Florida East Coast Railway (F.E.C.R.) – Purchased lines of the Florida East Coast Railway, including JStA&HR railway, the St. John's Railway, the St. Augustine & Palatka Railway, and the St. Johns & Halifax River Railway, were known as the Jacksonville, St. Augustine and Indian River Railway. The lines had one continuous problem for Flagler, however, they did not use the same gauge track, which made consolidating the lines impossible. To solve this problem, Flagler had all of the lines redone in standard guage, before moving on the add further track down the East Coast.

As the lines spread southward towns began to take on new life, and several sprang up as the result of the railway. After reaching an agreement with several landowners in Biscayne Bay to bring his routes further south, the name of the railway was changed to the Florida East Coast Railway. The lines continued to thrive and, in 1896, the railway reached Biscayne Bay, what we now know of as Miami.

Construction continued on the railway until its completion in 1912, a year before a tragic accident cost Henry Flagler his life. By 1912, the F.E.C.R. reached all the way to the Florida Keys via The Oversea Railroad, a 128-mile stretch of railway stretching from the tip of Florida to Key West. The innovations and advancements required to complete the structure are astounding, and produced the Long Key Viaduct.

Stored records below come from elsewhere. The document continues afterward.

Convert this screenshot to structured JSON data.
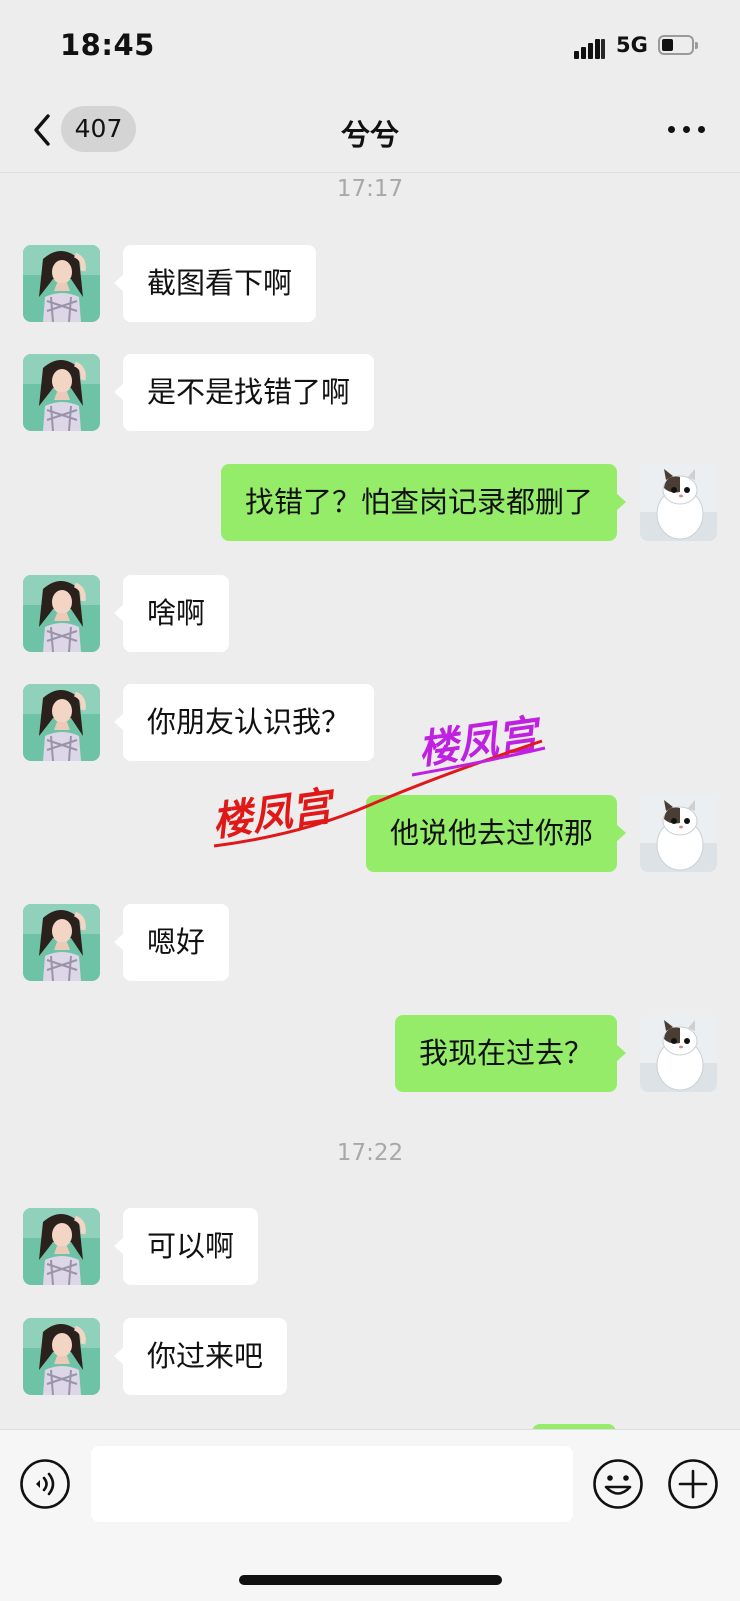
{
  "status_bar": {
    "time": "18:45",
    "network": "5G"
  },
  "nav": {
    "unread_count": "407",
    "title": "兮兮"
  },
  "chat": {
    "timestamps": [
      "17:17",
      "17:22"
    ],
    "messages": [
      {
        "side": "in",
        "text": "截图看下啊"
      },
      {
        "side": "in",
        "text": "是不是找错了啊"
      },
      {
        "side": "out",
        "text": "找错了？怕查岗记录都删了"
      },
      {
        "side": "in",
        "text": "啥啊"
      },
      {
        "side": "in",
        "text": "你朋友认识我？"
      },
      {
        "side": "out",
        "text": "他说他去过你那"
      },
      {
        "side": "in",
        "text": "嗯好"
      },
      {
        "side": "out",
        "text": "我现在过去？"
      },
      {
        "side": "in",
        "text": "可以啊"
      },
      {
        "side": "in",
        "text": "你过来吧"
      }
    ]
  },
  "watermarks": [
    {
      "text": "楼凤宫",
      "color": "#e01818"
    },
    {
      "text": "楼凤宫",
      "color": "#c020e0"
    }
  ],
  "input_bar": {
    "message_value": ""
  },
  "icons": {
    "back": "chevron-left-icon",
    "more": "more-dots-icon",
    "voice": "voice-icon",
    "emoji": "emoji-icon",
    "plus": "plus-icon"
  },
  "colors": {
    "background": "#ededed",
    "outgoing_bubble": "#95ec69",
    "incoming_bubble": "#ffffff"
  }
}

Long Key Viaduct – Known as the Eighth Wonder of the World, the stretch of the F.E.C.R. from Florida to the Keys that included the Long Key Viaduct cost fifty million dollars and took seven years to construct. During the period of construction from 1905 until 1912, three separate hurricanes threatened the project, including one that washed a quarterboat housing 150 construction workers out to sea where the boat broke apart and cost 67 men their lives. Today, the F.E.C.R. no longer runs across the two-and-a-half mile viaduct, but the structure still stands and offers some of the best fishing in the state of Florida.